Performing at the Cabot Theater in Beverly, to a packed and “on your feet” audience, Hinds (vocals, guitarist) and longtime bandmate Selwyn Brown (keyboardist) kept an edge to their message of social and political outrage. The evening featured their first release in over a decade Mass Manipulation (2019, Rootfire Cooperative / Wiseman Doctrine).
The band started with the still relevant messages of early Steel Pulse classics like “Wild Goose Chase” about our destruction of the Earth, through man’s technology. Its refrain “who shall save the human race” got the crowd chanting in unison. They powered into “Drug Squad” with reference to racial profiling at airport security. That was followed by “Babylon Makes the Rules” carrying a message of Rastafarian spiritual belief
Steel Pulso presented cuts from Mass Manipulation. They performed “Stop You Coming and Come”, a mythical take on secrets of an African dynasty unmasked, and “Cry, Cry Blood” with impassioned vocals about the impoverished and suffering in the world. There was political finger pointing at corrupt government leadership with “Black and White Oppressors.”

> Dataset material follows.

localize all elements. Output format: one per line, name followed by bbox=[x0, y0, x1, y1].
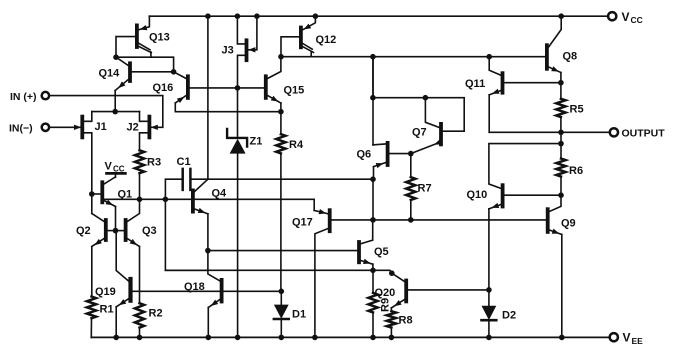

In conversation Hinds spoke about the personal and passionate impact of Marley’s Jamaican-based reggae and world influence. But he was quick to state that Steel Pulse was coming from a very different political and social urban environment experience. It entails specific suppression and prejudice from an educational, policing and judicial system that was all British. Hinds said boldly, “Very rarely did Marley (or reggae bands in Jamaica) call out and name people – it was more often “They” or “Them” and “Us” and Ours”. From the very beginning of Steel Pulse, Hinds declared, “We (Steel Pulse) said ‘Hey’ we didn’t have any fear in calling-out the name - be it the Ku Klux Klan or the National Front in Britain – we call them out.”
Hinds and longtime bandmate Selwyn Brown did not compromise at the Cabot Theater. Their voice and message has not mellowed. They remain true to a mission that Hinds states as “… to speak universally about pain and suffering – we will call out injustice – that’s what we do!” Amen.